When the bees are healthy, the frames of the hives abound with wax-capped cells, trapping sweet honey inside. Conrey transports the frames back to her home in Berthoud for production. On the back of her house, west-facing windows frame the foothills of the Rocky Mountains, as well as her land, two beehives, a couple of dogs and the Honey House.

Like a hive, the Honey House is a hub of activity for Conrey and her workers. It was designed by her sister and even won an award from the American Institute of Architecture. Inside this immaculate facility, Conrey, her husband and their crew use heated knives to scrape the caps of beeswax off of the frames, then place the frames into an extractor to harvest the honey.

The results of these efforts—the bees’ and Conrey’s—are buckets and jars full of the sweet, beautiful golden honey. The Bee Squared operation also produces candles from the wax, natural soaps, honey in the comb and lip balm. Profit from the sale of these products supports bee and pollinator issues, Conrey said.
That’s the fun and rewarding enterprise that can blossom with healthy bees and hives, brimming and dripping with life.

Unfortunately, bees and their hives aren’t always healthy. Some just die.
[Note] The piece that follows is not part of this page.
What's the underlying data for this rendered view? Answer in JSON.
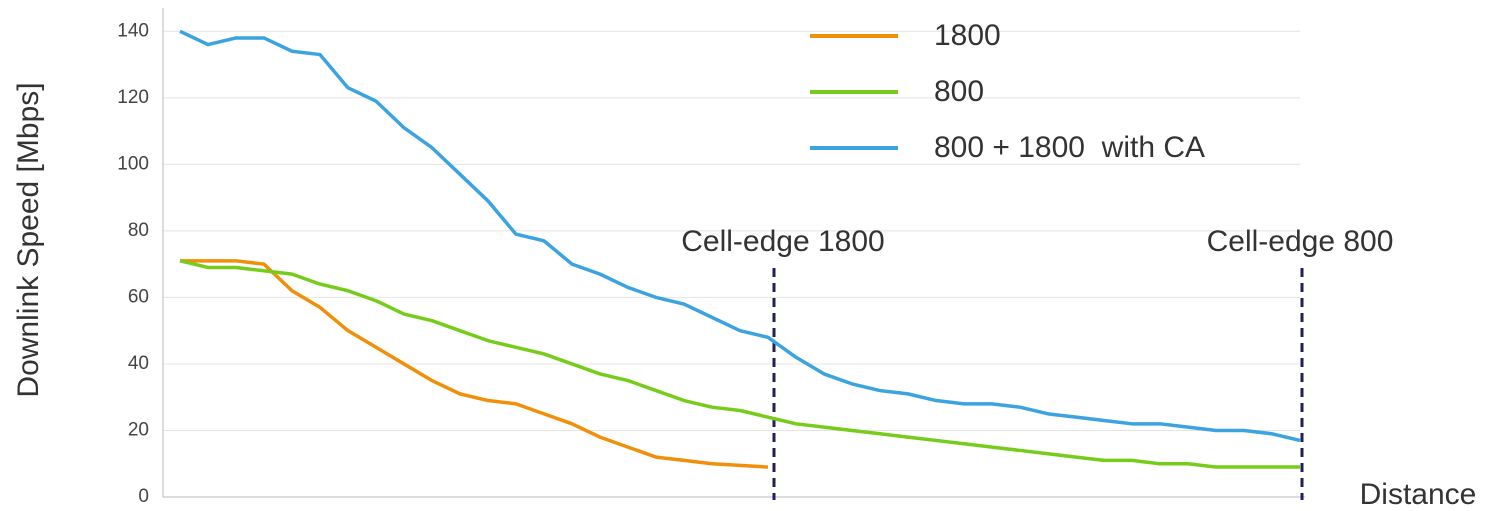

Sometimes when Conrey is lifting lids she’ll smell a foul odor, notice fewer bees, no bees, dead bees or no queen—all bad signs.

A 2017 survey by the Department of Agriculture’s Animal Plant Health Inspection Service listed several threats to bees: pesticides, infectious disease and pests, and the loss of habitat and habitat diversity due to increased urbanization.

Conrey tries to protect against the disease and pests. One major threat is the Varroa mite, an external parasitic mite that attacks honeybees. Another, much larger threat, are bears. This past year, a bear and its cub wrecked a hive in Conrey’s yard. Boxes were broken and scattered on the ground, the brood scooped out and eaten, and the honey ground into the dirt.

“It’s not the honey the bears like,” Conrey said. “It’s the brood.”

But of all the threats, pesticides are the worst, Conrey said. When they come in contact with a hive, they can immediately kill bees or slowly disable the whole hive.

“Pesticide exposure results in the compromised health of the hive or to the queen,” Conrey said. “Which typically means a longer, slower demise of the hive.”

In 2017, the Environmental Protection Agency approved the Policy to Mitigate Acute Risk to Bees from Pesticide Products to reduce the negative impacts of pesticides. But bee people, like Conrey, aren’t convinced it’s enough. In fact, it doesn’t extend to Conrey’s practice. It only covers bees that are under contract to provide pollination services.

Because, despite the pretty labels for the honey, despite the award-winning Honey House, and despite Conrey’s 20 years of experience, this winter she discovered that most of her hives in town and out east are dead. These same hives were healthy and plentiful last summer.

What happened? It’s enough to bring tears to Conrey’s eyes. It is the threats she talks about. There are so many variables, the mites, viruses and pesticides, that weaken bees.

And it’s not just Conrey’s hives. Bees have been on the decline for decades. From April 2016 to April 2017 a survey of 5,000 beekeepers conducted by the Bee Informed Partnership and the Apiary Inspectors of America reported a 33 percent decline in colonies.

“A healthy bee population is related to our ecosystem biodiversity and worldwide food production,” she said. “As the species at the top of the food pyramid, we should be worried.”

And ultimately that’s why she gives talks like Bees 101. That is why she shares her passion and knowledge, hoping some folks in the audience might be inspired to plant flowers and shrubs that bees like, such as morning glories or lilacs, and to quit using pesticides.

Beth Conrey will deliver her Bees 101 talk from 6–8 p.m., April 13, at the Loveland Museum, 503 N. Lincoln Ave.